A clerk brought Mr. Bartholomew into the private office and he was introduced to Newton. If he considered the financial manager of the Swift Construction Company very young for his responsible position, after he had read the contract he felt considerable respect for Ned Newton.

"You've got me here, young man, hard and fast," Mr. Bartholomew said. "If I was inclined to want to wriggle out, I see no chance of it. But I don't. You have set forth here exactly my meaning and intent. I want your best efforts in this matter, Mr. Swift, and if you give them to me I'll foot the bill as agreed."

"You've got me interested, I confess," said Tom. "By the way, were your friends following you when you came here this morning?"

"My friends?" repeated Mr. Bartholomew, for a moment puzzled.

"The spy that you mentioned," said Tom, smiling.

"That Andy O'Malley?" exclaimed Bartholomew. "Haven't spotted him today."

"He spotted me last night," said Tom grimly, and proceeded to relate what had happened.

"You fooled 'em that time, young man!" exclaimed the railroad president, with satisfaction. "I am convinced that Montagne Lewis is behind it. Look out for these fellows when you get to work, Mr. Swift. They will stop at nothing. I tell you that the fight is on between the Hendrickton & Pas Alos and the Hendrickton & Western. I have either got to break them or they will break me."

"You seem very sure that there is a conspiracy against you, Mr. Bartholomew," said the senior Swift reflectively.

"I am sure," was the reply. "And I am likewise sure that this scheme of electrification of my road through the Pas Alos Range is the only salvation for my railroad."

"I should call it a big contract," Ned Newton said, thoughtfully.

"You have said it! But it is not a visionary scheme I have in mind. You must know—you Swifts—how successful such an electrification through the Rockies has been made by the Chicago, Milwaukee & St. Paul Railway."

"I've looked that up," confessed Tom, with enthusiasm. "That was a great piece of work."

"It is. It is. But I hope for even a greater outcome of your experiments, Mr. Swift. Of course, I do not expect to compete with that great road. They had millions to spend, and they spent them. Those Baldwin-Westinghouse locomotives the Chicago, Milwaukee & St. Paul built in nineteen hundred and nineteen are wonderful machines. They have got forty-two freight locomotives, fifteen passenger locomotives and four switchers of that new type.

"The Jandel patent that my road uses is, in some degree, the equal of those Baldwin-Westinghouse locomotives. At least, our machines equal the C., M. & St. P. on our level road. They can reach a mile-a-minute gait. But when it comes to speed and pull on steep grades—Ah! that is where they fail."

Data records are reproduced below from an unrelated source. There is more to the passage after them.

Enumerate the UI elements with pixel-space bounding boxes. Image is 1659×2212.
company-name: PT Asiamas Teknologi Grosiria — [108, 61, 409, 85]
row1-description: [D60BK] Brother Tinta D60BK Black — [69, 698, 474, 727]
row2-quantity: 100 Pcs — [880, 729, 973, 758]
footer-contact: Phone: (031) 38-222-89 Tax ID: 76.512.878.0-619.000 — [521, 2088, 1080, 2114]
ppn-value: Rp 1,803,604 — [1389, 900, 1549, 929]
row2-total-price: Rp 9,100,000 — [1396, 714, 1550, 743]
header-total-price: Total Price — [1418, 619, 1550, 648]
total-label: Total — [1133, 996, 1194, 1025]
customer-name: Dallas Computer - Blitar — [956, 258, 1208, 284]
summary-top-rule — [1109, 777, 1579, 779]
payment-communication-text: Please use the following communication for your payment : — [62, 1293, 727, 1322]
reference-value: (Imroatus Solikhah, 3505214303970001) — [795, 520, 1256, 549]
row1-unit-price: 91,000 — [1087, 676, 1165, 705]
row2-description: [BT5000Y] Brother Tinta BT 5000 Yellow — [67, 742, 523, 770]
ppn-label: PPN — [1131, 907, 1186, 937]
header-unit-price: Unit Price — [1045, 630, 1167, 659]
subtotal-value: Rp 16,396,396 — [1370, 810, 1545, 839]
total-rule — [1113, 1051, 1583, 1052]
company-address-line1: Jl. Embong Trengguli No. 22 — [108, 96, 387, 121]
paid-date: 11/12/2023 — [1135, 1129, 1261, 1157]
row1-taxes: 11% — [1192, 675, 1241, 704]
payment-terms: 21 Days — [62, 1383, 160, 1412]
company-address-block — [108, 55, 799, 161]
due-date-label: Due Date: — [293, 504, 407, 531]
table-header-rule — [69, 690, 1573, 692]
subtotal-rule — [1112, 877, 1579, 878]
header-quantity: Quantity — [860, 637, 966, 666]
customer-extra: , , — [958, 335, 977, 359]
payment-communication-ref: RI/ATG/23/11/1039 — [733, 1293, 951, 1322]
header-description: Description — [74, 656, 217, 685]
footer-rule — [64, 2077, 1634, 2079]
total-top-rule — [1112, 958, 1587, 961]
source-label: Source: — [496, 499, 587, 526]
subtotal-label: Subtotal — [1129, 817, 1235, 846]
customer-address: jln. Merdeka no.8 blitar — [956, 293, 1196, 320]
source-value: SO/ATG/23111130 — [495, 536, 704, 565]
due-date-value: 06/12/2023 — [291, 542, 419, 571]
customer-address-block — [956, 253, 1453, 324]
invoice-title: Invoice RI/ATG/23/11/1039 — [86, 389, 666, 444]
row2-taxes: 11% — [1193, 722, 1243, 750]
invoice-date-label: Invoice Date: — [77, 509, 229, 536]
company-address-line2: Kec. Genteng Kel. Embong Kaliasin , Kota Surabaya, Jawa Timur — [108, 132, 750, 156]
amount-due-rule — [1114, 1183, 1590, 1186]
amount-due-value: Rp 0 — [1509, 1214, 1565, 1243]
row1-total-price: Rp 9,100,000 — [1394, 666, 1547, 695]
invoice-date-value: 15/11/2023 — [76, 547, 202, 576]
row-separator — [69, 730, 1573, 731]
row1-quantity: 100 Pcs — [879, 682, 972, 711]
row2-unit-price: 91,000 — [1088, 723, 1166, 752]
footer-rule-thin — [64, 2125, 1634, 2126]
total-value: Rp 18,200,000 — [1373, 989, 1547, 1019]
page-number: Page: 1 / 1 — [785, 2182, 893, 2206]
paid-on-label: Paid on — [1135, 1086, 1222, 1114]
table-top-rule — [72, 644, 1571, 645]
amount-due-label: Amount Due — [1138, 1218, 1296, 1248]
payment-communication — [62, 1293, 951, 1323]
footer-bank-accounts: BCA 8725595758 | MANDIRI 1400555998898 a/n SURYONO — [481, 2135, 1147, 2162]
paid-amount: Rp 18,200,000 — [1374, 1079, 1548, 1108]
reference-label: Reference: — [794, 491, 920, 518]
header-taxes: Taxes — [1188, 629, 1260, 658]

"You will have to get power in the hills for your stations," suggested Tom, thoughtfully.

"I know that. I know where the power is coming from. I gathered those waterfalls in years ago. Lewis and his crowd can't shut me off from them. But I have got to have a speedier and more powerful type of electric locomotive than has ever yet been built to protect the Hendrickton & Pas Alos Railroad from any rivalry.

"I am looking to you Swifts to give me that. I am risking this twenty-five thousand dollars upon your succeeding. And I am offering you the hundred thousand dollars bonus for the right to purchase the first successful locomotives that can be built covered by your patents. Is it plain?"

"It is eminently satisfactory," said Mr. Swift, quietly.

"I will do my very best," agreed Tom, warmly. "There isn't a thing the matter with the agreement," declared Ned Newton, with confidence. "Gentlemen, sign on the dotted line."

Five minutes later the twin contracts were in force. One went into the safe of the Swift Construction Company. The other, Mr. Richard Bartholomew bore away with him.